Now, he’s threatening him to give up his friends; I am sure John will never forget all the homes he lived in when his parents left him.  Even with all the turmoil at home, John had always been the most popular and handsome, friendliest boy in school; he loved attention.  He probably never had one bit of attention at home, and when we first met, I didn’t know that.

When John’s father gave him the choice of no friends or out you go . . . we were both in the ninth grade, it was the time we reunited – since the third grade.  John refused to dump his friends and he left the home and the people who ripped his life to shreds.  In his heart, he had no use for that lifestyle any longer and his one and only love passed away, his Grandmother.

He watched everyone nearly die who lived inside the walls of the house he called home, and he tried at a young age to solve the problems an adult faced – he failed, and continued down the wrong path – but, I didn’t know any of this happened to John.

He left with the shirt on his back, confused, and without a family to support him.  He left, with a smile he told me, but I doubt that.  That’s when he practically adopted Fred, the owner of Johnston’s Garage, and he was second in command, and learned everything about maintaining and running a garage.  Fred became the father he never had.

I still think John had a bad rap most of his life, seeing his mother inside a mental institution, feeling sorry for her even if she tried to kill him.  I mean, his father had to take care of her, and his sons, who do you protect, who do you drop like a hot potato?

I know I would never kick my kids out the door.  It’s difficult I know which door to take – bringing up children without any means – loving them with your full attention – something must be done so they survive.

John was honest with his father – he admitted to me, “I told my father flat out that I was using marijuana and drinking with the guys in the park.
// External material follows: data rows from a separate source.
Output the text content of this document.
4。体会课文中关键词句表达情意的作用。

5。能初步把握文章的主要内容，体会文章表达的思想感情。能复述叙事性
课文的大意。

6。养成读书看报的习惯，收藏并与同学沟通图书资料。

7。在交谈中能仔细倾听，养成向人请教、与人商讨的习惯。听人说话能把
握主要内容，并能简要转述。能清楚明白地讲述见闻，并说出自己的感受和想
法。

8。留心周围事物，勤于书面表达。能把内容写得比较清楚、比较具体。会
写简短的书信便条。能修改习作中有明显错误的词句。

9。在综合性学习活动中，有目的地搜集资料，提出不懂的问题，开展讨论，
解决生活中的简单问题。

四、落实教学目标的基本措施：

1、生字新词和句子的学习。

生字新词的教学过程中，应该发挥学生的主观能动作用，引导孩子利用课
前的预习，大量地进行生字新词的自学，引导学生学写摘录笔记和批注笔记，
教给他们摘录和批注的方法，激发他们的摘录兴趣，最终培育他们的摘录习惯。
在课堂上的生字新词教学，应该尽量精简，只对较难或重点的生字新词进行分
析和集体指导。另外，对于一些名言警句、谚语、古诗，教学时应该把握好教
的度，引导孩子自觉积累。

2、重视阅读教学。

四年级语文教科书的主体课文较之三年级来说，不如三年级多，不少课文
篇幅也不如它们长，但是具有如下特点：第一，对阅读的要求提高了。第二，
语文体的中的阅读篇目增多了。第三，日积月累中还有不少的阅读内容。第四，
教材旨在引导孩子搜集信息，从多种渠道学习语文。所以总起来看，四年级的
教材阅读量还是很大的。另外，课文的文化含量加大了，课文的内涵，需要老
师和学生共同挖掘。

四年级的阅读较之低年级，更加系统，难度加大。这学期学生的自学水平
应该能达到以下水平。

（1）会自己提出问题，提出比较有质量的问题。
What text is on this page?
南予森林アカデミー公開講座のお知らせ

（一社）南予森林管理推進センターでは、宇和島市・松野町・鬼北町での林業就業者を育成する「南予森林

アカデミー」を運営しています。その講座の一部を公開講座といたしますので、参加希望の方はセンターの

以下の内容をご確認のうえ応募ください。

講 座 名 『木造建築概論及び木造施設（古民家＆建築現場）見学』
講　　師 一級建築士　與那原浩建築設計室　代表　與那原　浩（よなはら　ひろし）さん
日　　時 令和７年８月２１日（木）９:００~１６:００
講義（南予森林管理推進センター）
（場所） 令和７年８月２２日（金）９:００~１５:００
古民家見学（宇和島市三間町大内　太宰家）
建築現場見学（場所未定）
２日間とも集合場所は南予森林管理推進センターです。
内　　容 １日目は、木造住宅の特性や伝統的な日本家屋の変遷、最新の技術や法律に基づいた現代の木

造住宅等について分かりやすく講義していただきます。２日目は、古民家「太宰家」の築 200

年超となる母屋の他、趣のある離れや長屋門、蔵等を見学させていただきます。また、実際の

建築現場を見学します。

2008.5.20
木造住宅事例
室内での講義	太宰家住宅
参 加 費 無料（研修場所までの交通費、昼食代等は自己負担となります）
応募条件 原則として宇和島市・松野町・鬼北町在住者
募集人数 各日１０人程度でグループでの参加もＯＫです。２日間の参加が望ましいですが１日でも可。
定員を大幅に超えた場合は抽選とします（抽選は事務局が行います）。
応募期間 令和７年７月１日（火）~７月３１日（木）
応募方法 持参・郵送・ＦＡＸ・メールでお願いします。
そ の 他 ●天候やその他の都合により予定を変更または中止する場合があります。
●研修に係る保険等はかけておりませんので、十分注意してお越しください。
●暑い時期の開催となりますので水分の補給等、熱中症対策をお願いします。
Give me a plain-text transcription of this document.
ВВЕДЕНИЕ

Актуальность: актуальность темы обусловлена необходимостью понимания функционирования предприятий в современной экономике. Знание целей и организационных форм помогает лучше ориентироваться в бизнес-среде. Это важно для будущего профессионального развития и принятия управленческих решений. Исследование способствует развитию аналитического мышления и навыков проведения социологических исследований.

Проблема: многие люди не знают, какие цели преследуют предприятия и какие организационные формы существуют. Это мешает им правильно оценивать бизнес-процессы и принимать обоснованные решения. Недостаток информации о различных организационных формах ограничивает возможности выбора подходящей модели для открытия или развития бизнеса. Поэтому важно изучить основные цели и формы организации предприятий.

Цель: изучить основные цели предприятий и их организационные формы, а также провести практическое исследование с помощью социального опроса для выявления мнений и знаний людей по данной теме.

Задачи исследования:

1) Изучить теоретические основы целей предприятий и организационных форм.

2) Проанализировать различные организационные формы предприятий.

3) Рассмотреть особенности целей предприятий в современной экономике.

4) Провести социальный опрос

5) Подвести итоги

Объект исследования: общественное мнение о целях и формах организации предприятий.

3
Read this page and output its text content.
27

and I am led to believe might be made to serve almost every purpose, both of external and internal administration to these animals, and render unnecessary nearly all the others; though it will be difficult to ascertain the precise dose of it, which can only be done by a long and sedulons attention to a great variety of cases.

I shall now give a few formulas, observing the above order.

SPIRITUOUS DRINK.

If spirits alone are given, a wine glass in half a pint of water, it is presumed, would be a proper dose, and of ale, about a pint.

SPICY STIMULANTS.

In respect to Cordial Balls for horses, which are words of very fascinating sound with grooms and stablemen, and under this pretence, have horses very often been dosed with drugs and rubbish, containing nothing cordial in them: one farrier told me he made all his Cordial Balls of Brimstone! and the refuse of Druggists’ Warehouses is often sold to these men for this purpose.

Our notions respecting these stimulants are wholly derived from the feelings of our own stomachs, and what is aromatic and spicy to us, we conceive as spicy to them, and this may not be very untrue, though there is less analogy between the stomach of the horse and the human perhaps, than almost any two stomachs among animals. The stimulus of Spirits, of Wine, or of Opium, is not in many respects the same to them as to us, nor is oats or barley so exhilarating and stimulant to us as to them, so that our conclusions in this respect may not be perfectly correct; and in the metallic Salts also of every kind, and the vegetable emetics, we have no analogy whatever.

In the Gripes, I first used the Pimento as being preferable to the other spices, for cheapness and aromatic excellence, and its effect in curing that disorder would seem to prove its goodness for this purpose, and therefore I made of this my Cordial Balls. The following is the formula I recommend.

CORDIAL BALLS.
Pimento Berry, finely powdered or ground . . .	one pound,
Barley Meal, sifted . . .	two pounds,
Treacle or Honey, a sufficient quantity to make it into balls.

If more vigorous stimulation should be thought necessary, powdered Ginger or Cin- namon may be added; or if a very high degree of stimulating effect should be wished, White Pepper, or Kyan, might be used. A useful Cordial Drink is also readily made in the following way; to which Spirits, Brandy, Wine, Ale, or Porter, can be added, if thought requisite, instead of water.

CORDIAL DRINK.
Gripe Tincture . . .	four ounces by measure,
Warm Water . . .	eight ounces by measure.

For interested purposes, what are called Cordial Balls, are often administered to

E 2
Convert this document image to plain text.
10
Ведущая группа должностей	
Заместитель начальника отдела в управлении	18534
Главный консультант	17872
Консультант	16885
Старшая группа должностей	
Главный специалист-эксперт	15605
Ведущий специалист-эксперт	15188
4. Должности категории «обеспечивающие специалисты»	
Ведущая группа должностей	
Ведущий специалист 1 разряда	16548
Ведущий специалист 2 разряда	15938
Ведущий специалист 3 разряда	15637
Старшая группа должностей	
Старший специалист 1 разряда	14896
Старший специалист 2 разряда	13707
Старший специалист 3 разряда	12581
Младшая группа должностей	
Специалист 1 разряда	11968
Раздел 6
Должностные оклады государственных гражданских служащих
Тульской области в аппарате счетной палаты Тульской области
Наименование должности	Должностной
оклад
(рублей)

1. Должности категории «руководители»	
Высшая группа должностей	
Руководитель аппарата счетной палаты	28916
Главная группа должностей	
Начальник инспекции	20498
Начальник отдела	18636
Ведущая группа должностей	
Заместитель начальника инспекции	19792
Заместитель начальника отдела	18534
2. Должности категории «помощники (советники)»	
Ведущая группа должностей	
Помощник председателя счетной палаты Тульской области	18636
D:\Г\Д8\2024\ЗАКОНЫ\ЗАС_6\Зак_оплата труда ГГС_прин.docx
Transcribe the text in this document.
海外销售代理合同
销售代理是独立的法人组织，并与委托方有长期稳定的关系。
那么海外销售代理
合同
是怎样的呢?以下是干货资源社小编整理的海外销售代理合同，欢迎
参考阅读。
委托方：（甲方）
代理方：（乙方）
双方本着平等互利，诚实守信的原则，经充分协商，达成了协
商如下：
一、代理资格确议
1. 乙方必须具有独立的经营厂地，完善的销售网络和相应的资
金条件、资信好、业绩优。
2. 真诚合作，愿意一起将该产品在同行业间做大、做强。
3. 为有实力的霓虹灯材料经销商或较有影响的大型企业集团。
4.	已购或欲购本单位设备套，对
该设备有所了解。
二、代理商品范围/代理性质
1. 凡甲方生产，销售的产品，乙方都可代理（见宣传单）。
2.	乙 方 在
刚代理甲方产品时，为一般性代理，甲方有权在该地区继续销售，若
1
I told him I was never a drunk like him.” Those few words must have set the ball rolling, well, at least I would think they would have.

That’s when it happened, when his father told him, “Change or get out.” John chose to leave. He began renting rooms in the Cambridge area close to Boston.  He found one, a studio – and met a man who was willing to hire him part-time to work in his garage nearby – that was Fred, owner of Johnston’s Garage.

Now John felt like a brand new person, he learned all about the garage and repairing cars while he attended high school – and helping Fred at night.  It wasn’t an easy life but John was happier away from home and living what he believed was a better life.

“My attitude toward life was always free and easy. I was never one to argue, I would rather step away from a fight or agree even if I disagreed,” John said, “It must have come from all those fights inside the house while growing up, probably why the Nun liked me and never kicked me out of school.

It was a real blessing the day I met Fred, I knew he trusted me;  finally, I felt as if this guy really acted like a father.”